The Dataset batch settings will determine if data will overwrite or be added to any existing data.

To load a new version of a file into a file Dataset:

  • Manually: either from the Datasets list screen, by going to Actions > Upload new data or clicking into a Dataset (to check it's the correct one), then Upload data and selecting a required file. If the file structure has been amended, i.e. the schema no longer matches or spreadsheet names have changed, you will be prompted to configure and annotate columns.
  • Automatically: using a Dataset dropzone.

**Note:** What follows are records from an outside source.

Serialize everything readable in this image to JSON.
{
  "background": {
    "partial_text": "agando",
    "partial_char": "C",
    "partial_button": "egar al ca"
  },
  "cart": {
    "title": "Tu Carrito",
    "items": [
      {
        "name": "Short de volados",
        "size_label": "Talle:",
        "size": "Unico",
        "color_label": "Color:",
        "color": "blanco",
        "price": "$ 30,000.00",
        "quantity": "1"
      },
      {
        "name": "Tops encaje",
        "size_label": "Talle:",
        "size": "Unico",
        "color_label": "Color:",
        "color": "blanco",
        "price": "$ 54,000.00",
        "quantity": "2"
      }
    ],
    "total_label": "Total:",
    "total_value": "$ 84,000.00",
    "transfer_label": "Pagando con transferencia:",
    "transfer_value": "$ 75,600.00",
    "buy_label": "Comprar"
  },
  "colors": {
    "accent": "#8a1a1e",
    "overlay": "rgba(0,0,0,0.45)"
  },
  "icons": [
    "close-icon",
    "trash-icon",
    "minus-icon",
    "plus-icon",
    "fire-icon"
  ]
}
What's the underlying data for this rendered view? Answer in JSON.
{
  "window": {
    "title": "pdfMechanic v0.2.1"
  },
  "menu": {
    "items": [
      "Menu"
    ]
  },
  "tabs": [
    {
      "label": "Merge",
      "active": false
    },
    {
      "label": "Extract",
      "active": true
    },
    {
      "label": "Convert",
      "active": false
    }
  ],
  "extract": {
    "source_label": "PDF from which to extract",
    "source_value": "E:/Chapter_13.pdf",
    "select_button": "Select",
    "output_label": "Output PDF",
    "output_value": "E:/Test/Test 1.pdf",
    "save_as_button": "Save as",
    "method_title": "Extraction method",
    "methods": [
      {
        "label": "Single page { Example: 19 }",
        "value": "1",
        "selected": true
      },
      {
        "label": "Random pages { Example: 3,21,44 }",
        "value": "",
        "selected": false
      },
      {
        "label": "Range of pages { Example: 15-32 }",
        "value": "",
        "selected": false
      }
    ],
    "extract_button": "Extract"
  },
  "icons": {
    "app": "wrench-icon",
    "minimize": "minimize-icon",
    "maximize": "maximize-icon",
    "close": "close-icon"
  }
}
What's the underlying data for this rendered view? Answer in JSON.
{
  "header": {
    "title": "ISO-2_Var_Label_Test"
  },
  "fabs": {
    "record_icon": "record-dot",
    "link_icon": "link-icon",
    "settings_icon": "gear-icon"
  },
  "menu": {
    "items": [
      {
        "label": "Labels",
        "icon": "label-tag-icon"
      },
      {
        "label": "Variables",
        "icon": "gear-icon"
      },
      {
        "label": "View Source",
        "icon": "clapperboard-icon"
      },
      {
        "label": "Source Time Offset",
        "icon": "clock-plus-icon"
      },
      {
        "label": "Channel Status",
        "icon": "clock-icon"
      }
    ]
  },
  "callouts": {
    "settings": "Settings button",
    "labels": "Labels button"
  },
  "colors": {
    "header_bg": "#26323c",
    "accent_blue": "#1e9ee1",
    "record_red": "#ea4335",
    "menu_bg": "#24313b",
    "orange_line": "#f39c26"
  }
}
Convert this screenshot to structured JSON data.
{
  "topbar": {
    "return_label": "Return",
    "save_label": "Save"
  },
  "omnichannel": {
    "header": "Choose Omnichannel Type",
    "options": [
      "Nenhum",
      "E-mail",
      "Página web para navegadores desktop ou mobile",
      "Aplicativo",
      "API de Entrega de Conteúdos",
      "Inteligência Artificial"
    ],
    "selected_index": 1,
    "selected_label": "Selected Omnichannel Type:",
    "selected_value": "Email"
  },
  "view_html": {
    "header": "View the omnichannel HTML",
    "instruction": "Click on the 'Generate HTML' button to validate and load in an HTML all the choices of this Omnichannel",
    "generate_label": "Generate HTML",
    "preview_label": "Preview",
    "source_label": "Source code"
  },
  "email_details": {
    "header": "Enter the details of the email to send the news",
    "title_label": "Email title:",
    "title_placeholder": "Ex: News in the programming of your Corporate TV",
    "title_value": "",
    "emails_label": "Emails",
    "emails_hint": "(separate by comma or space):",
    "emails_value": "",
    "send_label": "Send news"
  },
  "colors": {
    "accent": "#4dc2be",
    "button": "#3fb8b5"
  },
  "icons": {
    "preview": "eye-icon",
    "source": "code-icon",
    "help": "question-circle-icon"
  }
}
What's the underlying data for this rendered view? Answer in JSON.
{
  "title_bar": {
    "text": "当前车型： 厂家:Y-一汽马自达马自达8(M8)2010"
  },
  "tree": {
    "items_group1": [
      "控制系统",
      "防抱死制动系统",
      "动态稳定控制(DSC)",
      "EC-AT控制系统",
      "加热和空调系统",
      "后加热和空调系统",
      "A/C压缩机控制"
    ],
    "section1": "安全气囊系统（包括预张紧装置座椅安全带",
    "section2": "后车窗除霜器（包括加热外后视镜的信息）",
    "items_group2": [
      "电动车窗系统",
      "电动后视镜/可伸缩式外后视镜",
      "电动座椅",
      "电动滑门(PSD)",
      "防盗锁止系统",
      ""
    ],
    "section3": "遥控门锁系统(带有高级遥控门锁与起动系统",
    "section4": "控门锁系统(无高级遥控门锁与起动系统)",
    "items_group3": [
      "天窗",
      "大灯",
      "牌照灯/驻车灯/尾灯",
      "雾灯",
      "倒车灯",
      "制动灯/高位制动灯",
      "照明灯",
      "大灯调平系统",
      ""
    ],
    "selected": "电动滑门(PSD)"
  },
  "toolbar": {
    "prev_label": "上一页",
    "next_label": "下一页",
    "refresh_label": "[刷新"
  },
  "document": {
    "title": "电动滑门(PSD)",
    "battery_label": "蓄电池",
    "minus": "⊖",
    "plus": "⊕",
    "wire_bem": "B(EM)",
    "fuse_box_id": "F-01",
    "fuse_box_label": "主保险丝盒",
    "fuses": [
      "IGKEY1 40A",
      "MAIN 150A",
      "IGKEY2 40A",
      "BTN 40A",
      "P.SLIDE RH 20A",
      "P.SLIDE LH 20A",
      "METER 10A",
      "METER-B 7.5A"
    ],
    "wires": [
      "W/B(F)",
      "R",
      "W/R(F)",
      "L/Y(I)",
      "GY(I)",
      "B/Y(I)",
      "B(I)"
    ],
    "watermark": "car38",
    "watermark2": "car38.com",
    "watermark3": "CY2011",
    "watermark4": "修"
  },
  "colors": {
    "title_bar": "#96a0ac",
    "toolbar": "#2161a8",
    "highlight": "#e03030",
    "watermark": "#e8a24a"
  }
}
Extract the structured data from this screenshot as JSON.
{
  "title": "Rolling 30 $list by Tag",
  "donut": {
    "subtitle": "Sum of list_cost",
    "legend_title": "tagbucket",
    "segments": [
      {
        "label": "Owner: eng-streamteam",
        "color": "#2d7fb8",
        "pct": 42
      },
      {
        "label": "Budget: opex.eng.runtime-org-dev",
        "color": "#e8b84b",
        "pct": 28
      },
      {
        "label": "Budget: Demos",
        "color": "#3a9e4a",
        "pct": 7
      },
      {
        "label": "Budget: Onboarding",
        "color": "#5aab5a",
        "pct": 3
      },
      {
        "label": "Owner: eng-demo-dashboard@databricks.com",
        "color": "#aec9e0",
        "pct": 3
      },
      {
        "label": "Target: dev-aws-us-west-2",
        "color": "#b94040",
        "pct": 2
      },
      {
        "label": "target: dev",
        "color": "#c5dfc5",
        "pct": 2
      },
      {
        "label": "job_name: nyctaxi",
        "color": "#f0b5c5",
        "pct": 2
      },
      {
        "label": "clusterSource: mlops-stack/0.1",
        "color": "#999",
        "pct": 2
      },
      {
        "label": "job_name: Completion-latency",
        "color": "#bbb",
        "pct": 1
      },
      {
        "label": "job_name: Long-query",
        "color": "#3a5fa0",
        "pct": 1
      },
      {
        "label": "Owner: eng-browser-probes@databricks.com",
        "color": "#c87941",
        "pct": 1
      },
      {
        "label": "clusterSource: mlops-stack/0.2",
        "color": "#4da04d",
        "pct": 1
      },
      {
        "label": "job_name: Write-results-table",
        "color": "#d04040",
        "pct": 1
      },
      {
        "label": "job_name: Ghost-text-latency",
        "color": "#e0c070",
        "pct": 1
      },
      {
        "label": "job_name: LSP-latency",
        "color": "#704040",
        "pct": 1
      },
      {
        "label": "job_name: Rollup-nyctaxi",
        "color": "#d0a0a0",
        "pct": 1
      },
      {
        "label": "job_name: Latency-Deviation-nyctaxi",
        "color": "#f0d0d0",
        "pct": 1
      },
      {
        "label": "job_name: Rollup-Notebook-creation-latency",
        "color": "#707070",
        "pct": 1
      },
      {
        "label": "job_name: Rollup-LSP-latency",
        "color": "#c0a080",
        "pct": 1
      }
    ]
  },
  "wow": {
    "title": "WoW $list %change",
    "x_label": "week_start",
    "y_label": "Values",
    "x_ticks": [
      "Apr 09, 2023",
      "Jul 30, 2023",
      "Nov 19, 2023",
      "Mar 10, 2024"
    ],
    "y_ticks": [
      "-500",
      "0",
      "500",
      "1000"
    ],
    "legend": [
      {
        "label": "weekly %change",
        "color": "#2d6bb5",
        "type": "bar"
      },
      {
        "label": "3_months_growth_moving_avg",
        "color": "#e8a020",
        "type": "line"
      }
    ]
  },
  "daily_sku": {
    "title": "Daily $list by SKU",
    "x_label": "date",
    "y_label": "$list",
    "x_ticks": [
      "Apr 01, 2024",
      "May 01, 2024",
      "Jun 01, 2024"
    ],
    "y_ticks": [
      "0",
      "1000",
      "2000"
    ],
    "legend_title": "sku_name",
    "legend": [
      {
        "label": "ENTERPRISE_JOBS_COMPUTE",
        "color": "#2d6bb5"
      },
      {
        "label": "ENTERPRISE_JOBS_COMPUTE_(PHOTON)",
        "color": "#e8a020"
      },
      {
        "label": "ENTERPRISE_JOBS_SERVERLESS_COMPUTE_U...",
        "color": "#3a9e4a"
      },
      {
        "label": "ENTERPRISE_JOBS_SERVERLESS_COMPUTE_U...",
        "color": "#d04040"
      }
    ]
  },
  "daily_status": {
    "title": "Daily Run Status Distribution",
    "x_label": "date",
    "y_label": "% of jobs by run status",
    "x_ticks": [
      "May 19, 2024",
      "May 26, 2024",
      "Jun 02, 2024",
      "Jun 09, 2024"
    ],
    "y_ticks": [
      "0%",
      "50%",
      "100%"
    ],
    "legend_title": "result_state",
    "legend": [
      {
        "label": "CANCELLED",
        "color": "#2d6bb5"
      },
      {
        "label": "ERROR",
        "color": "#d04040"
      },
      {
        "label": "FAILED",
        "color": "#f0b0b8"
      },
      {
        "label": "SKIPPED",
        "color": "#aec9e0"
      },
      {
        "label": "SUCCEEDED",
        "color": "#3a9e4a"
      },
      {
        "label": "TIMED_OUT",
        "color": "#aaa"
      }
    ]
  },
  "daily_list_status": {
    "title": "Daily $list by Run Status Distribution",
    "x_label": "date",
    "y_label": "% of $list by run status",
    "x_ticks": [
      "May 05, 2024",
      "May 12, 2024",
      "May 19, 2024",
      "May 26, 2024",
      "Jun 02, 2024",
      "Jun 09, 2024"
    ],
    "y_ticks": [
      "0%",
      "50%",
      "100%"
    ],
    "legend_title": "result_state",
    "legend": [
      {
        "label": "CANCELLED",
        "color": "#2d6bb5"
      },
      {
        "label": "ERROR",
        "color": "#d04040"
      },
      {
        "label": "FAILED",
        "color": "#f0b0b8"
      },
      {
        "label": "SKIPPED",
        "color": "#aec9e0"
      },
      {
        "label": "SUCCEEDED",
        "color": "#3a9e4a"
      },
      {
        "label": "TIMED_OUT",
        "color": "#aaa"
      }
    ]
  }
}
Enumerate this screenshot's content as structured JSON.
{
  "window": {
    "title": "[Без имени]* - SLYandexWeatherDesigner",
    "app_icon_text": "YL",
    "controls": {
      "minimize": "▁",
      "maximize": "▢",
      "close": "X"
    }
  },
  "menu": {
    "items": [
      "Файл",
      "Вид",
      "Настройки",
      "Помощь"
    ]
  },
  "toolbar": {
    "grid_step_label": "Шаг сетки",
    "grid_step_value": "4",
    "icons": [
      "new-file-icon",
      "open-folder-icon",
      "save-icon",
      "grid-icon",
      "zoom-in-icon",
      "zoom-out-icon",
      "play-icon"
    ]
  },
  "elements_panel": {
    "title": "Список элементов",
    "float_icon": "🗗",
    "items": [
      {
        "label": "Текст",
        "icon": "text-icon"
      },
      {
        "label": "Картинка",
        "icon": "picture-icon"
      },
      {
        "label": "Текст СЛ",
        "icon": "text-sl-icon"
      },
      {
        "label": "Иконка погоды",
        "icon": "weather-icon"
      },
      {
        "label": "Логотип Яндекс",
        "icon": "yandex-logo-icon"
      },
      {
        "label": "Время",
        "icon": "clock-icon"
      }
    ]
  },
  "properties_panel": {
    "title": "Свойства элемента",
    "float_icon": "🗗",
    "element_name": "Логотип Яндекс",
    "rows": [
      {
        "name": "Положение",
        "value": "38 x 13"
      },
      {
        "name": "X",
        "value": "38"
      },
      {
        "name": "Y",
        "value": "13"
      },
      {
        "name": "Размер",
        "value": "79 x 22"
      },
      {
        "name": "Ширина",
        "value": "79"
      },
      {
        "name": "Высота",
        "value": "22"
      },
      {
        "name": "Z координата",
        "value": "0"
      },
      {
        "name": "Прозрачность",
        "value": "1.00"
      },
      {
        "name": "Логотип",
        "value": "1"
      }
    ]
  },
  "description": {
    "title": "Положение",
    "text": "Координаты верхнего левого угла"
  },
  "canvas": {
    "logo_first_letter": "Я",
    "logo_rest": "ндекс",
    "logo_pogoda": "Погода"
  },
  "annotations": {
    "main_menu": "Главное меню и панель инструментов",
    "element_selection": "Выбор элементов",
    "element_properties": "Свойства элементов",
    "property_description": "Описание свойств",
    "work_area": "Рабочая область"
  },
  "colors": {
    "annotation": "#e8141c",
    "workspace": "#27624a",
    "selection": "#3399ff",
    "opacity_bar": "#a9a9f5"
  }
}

To load new data into an external system Dataset:

  • Manually: from the Datasets list screen, go to Actions > Refresh data (you can select multiple Datasets to refresh).
  • Automatically: ensure the Dataset has Allow auto-refresh enabled, create a Workflow with a Source step that has this Dataset as input and the Allow auto refresh option enabled.

Sharing Datasets

A Dataset cannot be shared with another Space, so the data will only be visible to users with access to that Space.

However, a Dataset can be the source of one or more Views or Charts which can then be shared with other Spaces.